Marcelo Rosado

Personal information
- Full name: Marcelo Rosado Carrasco
- Nationality: Spanish
- Born: 2 October 1978 (age 47) Málaga, Spain

Sport
- Country: Spain
- Sport: 5-a-side football

Medal record
Men's 5-a-side football
Representing Spain
Paralympic Games
| Bronze medal – third place | 2004 Athens | Team |
| Bronze medal – third place | 2012 London | Team |

= Marcelo Rosado =

Spanish footballer

Marcelo Rosado Carrasco (born 2 October 1978 in Málaga) is a 5-a-side football player from Spain. He has a disability: he is blind and is a B1 type sportsperson. He played 5-per-team football at the 2004 Summer Paralympics. His team finished third after they played Greece and, won 2–0. He played 5-per-team football at the 2012 Summer Paralympics. His team finished third after they played Argentina and, won 1-0 in a penalty shoot out. Rosado took one of the penalty shots but missed. The bronze medal game was watched by Infanta Elena and President of the Spanish Paralympic Committee. In the team's opening game against Great Britain, the game ended in a 1–1 draw.

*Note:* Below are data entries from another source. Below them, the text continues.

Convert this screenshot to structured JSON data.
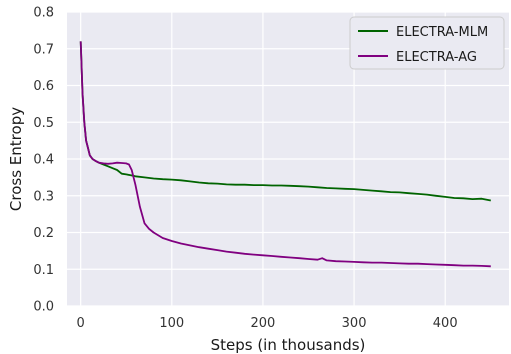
{
  "chart_data": {
    "type": "line",
    "title": "",
    "xlabel": "Steps (in thousands)",
    "ylabel": "Cross Entropy",
    "xlim": [
      -15,
      470
    ],
    "ylim": [
      0.0,
      0.8
    ],
    "xticks": [
      0,
      100,
      200,
      300,
      400
    ],
    "yticks": [
      0.0,
      0.1,
      0.2,
      0.3,
      0.4,
      0.5,
      0.6,
      0.7,
      0.8
    ],
    "xtick_labels": [
      "0",
      "100",
      "200",
      "300",
      "400"
    ],
    "ytick_labels": [
      "0.0",
      "0.1",
      "0.2",
      "0.3",
      "0.4",
      "0.5",
      "0.6",
      "0.7",
      "0.8"
    ],
    "grid": true,
    "background": "#eaeaf2",
    "legend_position": "top-right",
    "series": [
      {
        "name": "ELECTRA-MLM",
        "color": "#006400",
        "x": [
          0,
          2,
          4,
          6,
          8,
          10,
          13,
          16,
          20,
          25,
          30,
          35,
          40,
          45,
          50,
          55,
          60,
          70,
          80,
          90,
          100,
          110,
          120,
          130,
          140,
          150,
          160,
          170,
          180,
          190,
          200,
          210,
          220,
          230,
          240,
          250,
          260,
          270,
          280,
          290,
          300,
          310,
          320,
          330,
          340,
          350,
          360,
          370,
          380,
          390,
          400,
          410,
          420,
          430,
          440,
          450
        ],
        "values": [
          0.72,
          0.58,
          0.5,
          0.45,
          0.43,
          0.41,
          0.4,
          0.395,
          0.39,
          0.385,
          0.38,
          0.375,
          0.37,
          0.36,
          0.358,
          0.356,
          0.353,
          0.35,
          0.347,
          0.345,
          0.344,
          0.342,
          0.339,
          0.336,
          0.334,
          0.333,
          0.331,
          0.33,
          0.33,
          0.329,
          0.329,
          0.328,
          0.328,
          0.327,
          0.326,
          0.325,
          0.323,
          0.321,
          0.32,
          0.319,
          0.318,
          0.316,
          0.314,
          0.312,
          0.31,
          0.309,
          0.307,
          0.305,
          0.303,
          0.3,
          0.297,
          0.294,
          0.293,
          0.291,
          0.292,
          0.287
        ]
      },
      {
        "name": "ELECTRA-AG",
        "color": "#800080",
        "x": [
          0,
          2,
          4,
          6,
          8,
          10,
          13,
          16,
          20,
          25,
          30,
          35,
          40,
          45,
          50,
          53,
          56,
          60,
          65,
          70,
          75,
          80,
          90,
          100,
          110,
          120,
          130,
          140,
          150,
          160,
          170,
          180,
          190,
          200,
          210,
          220,
          230,
          240,
          250,
          260,
          265,
          270,
          280,
          290,
          300,
          310,
          320,
          330,
          340,
          350,
          360,
          370,
          380,
          390,
          400,
          410,
          420,
          430,
          440,
          450
        ],
        "values": [
          0.72,
          0.58,
          0.5,
          0.45,
          0.43,
          0.41,
          0.4,
          0.395,
          0.39,
          0.388,
          0.387,
          0.388,
          0.39,
          0.389,
          0.388,
          0.385,
          0.37,
          0.33,
          0.27,
          0.225,
          0.21,
          0.2,
          0.185,
          0.177,
          0.17,
          0.165,
          0.16,
          0.156,
          0.152,
          0.148,
          0.145,
          0.142,
          0.14,
          0.138,
          0.136,
          0.134,
          0.132,
          0.13,
          0.128,
          0.126,
          0.13,
          0.124,
          0.122,
          0.121,
          0.12,
          0.119,
          0.118,
          0.118,
          0.117,
          0.116,
          0.115,
          0.115,
          0.114,
          0.113,
          0.112,
          0.111,
          0.11,
          0.11,
          0.109,
          0.108
        ]
      }
    ]
  }
}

He competed in the 2010 World Championships where he represented Spain. In 2011, he represented Spain in the Turkey hosted European Championships. His team was faced Turkey, Russia and Greece in the group stage.

He was a member of the national team in 2013 and competed in the European Championships. The team faced Russia, Greece and France in the group stage. His team won their opener against Russia. His team went on to defeat France and finish first in the competition.

In 2013, he was awarded the bronze Real Orden al Mérito Deportivo.